NatWest CEO on AI: What ‘Workforce Change’ Means for Banking

NatWest CEO on AI: What 'Workforce Change' Means for Banking

NatWest CEO’s AI outlook: Workforce evolution in banking

Paul Thwaite, chief executive of NatWest, said AI will bring change to the bank’s roughly 60,000-strong workforce. His choice of words prompted headlines and accusations of scaremongering. The reaction reflects a wider anxiety about automation in financial services, but the reality is more complex than simple job cuts.

The statement: AI’s reshaping of roles

Thwaite emphasised change rather than a specific headcount. At its core that means rethinking how work is organised. Routine processes such as data entry, standard compliance checks, and basic customer queries are most exposed to automation. That can free people from repetitive tasks and shift their time toward judgment-led activities.

NatWest’s view: change over shrinkage

From the bank’s perspective, change will include efficiency gains, process automation, and redeployment of staff into higher-value areas. That does not guarantee one-to-one replacement of roles but suggests many positions will be redefined. Pilots, phased rollouts, and internal mobility schemes can smooth transition while preserving institutional knowledge.

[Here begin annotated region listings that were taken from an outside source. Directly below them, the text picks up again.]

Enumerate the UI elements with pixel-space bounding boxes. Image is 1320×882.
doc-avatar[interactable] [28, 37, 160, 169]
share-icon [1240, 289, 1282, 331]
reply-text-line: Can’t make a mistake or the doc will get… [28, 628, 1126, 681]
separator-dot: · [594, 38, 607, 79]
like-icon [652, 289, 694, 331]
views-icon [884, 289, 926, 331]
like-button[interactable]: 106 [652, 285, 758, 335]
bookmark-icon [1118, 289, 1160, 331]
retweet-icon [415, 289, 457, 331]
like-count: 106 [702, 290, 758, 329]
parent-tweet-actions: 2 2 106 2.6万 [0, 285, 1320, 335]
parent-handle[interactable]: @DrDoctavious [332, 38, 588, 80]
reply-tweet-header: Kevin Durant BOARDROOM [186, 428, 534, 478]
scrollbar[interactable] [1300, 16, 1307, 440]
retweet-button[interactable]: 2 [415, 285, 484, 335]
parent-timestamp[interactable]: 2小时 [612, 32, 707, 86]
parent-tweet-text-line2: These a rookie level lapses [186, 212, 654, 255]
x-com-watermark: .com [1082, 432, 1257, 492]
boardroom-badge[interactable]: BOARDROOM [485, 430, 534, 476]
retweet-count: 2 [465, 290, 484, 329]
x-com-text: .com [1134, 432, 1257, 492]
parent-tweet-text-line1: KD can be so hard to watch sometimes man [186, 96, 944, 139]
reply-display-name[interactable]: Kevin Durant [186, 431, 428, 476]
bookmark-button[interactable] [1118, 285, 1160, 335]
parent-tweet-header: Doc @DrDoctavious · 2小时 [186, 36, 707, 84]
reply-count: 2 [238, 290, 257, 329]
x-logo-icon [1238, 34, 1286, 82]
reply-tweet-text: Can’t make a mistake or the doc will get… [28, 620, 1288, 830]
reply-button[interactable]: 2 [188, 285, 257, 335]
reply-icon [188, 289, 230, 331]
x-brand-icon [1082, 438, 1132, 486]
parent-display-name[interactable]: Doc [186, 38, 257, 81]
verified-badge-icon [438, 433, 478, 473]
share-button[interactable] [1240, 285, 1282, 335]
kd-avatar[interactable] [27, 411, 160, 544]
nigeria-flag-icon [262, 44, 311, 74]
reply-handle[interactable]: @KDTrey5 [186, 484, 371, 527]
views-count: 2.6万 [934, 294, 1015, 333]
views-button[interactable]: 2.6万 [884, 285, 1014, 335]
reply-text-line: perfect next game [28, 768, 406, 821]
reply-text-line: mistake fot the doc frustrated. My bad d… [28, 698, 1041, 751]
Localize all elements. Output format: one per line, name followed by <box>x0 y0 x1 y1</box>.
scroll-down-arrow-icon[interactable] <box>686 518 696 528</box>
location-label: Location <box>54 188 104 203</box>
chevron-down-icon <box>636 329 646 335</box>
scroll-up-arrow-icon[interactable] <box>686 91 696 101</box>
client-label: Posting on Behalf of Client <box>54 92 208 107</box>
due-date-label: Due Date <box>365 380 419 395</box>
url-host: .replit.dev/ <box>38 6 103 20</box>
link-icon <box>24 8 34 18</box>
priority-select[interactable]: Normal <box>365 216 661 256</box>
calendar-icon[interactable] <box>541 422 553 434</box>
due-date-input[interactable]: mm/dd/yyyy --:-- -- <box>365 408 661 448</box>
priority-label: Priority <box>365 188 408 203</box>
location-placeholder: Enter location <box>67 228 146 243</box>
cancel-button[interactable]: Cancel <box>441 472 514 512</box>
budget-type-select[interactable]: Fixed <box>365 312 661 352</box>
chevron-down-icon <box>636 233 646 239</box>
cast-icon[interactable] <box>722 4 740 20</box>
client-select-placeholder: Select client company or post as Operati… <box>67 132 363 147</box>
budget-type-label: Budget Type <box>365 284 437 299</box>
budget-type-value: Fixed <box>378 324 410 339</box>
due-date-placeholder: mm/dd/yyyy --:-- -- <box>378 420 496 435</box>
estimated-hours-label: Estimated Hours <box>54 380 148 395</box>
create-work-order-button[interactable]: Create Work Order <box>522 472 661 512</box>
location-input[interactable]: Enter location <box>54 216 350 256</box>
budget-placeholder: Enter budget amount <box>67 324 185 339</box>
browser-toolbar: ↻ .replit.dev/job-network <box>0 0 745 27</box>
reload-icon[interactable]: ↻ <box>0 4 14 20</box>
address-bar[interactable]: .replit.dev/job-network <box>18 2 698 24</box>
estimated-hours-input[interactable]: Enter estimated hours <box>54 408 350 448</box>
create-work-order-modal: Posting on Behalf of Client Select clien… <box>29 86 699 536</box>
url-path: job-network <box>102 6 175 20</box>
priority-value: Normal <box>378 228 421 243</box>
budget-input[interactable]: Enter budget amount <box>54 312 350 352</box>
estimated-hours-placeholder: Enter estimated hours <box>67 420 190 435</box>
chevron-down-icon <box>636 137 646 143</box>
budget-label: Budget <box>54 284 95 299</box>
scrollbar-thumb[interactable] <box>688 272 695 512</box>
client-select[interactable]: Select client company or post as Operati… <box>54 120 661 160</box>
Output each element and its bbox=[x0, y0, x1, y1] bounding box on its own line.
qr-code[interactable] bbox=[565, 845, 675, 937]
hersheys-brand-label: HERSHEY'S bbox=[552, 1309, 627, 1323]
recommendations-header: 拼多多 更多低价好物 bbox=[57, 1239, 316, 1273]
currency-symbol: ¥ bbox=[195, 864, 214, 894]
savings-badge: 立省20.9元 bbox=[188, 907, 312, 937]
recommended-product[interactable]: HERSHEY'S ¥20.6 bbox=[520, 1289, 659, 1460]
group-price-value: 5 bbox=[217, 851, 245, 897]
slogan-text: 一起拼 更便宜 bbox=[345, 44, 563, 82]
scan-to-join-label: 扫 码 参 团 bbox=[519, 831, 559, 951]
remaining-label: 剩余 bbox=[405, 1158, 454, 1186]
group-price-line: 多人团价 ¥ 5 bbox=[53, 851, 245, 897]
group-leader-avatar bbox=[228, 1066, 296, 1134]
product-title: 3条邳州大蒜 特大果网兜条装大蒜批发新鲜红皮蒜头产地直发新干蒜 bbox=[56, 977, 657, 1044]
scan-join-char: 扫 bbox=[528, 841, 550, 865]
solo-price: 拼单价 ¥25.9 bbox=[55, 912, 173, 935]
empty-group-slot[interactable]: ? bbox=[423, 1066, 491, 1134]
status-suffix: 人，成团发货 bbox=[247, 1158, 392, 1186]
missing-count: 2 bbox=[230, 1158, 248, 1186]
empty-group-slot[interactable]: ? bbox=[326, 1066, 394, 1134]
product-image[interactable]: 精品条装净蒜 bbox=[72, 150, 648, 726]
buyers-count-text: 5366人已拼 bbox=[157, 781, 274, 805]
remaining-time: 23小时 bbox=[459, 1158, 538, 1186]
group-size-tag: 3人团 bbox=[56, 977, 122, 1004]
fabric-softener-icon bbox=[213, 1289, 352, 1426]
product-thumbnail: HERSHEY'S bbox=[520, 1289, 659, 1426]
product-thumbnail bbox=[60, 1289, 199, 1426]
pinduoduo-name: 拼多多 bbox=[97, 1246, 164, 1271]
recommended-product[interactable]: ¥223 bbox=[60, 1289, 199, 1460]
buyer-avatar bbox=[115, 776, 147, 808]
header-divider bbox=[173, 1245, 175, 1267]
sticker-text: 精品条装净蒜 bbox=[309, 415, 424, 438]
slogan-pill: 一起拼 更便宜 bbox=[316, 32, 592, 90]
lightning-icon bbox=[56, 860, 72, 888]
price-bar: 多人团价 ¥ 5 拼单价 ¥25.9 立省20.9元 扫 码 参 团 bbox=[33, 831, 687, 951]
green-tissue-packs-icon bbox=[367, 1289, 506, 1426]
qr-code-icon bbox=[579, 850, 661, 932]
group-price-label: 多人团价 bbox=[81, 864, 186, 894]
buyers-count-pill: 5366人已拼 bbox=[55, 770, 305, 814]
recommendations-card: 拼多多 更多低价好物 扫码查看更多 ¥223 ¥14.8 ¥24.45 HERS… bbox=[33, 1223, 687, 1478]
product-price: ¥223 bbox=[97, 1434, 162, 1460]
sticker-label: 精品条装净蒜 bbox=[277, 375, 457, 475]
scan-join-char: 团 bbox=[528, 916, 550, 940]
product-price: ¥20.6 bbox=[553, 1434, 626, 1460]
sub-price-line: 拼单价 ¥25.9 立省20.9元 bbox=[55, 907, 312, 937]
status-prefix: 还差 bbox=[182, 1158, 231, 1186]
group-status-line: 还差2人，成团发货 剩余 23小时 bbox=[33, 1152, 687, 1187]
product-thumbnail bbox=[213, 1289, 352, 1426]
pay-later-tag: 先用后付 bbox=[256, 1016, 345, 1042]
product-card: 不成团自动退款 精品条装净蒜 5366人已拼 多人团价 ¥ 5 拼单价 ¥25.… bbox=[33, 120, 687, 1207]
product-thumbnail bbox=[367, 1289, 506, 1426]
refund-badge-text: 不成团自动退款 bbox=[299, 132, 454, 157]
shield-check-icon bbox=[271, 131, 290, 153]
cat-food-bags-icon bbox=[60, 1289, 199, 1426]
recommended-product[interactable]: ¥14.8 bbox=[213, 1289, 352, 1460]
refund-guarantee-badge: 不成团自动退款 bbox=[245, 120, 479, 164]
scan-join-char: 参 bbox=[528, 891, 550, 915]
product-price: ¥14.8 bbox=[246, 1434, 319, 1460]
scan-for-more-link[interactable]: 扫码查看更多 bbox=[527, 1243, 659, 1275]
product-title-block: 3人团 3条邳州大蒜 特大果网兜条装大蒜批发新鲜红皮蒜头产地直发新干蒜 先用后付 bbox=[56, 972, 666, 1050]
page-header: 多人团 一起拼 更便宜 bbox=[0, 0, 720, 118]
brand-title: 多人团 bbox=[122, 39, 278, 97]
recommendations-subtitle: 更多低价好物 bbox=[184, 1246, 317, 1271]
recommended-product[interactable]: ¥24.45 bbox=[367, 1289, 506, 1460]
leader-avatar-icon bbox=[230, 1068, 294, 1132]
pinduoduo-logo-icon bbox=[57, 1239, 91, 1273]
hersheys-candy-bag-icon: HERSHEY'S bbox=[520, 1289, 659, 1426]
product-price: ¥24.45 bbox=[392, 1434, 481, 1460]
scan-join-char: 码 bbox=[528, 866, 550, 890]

Beyond reduction: mapping the real impacts

AI will displace some tasks, create new jobs, and alter required skills. Emerging roles include model risk managers, data engineers, AI ethics officers, and client-facing advisors who combine domain expertise with AI fluency. Banks that ignore the skills gap risk operational and regulatory setbacks.

Strategic imperatives for banks

Banks should prioritise workforce planning that aligns technology adoption with reskilling programs, clear governance, and transparent communication with employees and regulators. Practical moves are talent audits, targeted training paths, apprenticeships, and redeployment incentives. Measured pilots and robust quality controls help balance productivity gains with customer trust and compliance.

Long term, human roles in finance will emphasize oversight, complex decision making, and relationship management. The choice for banks is whether to manage that shift proactively or react after disruption has already occurred.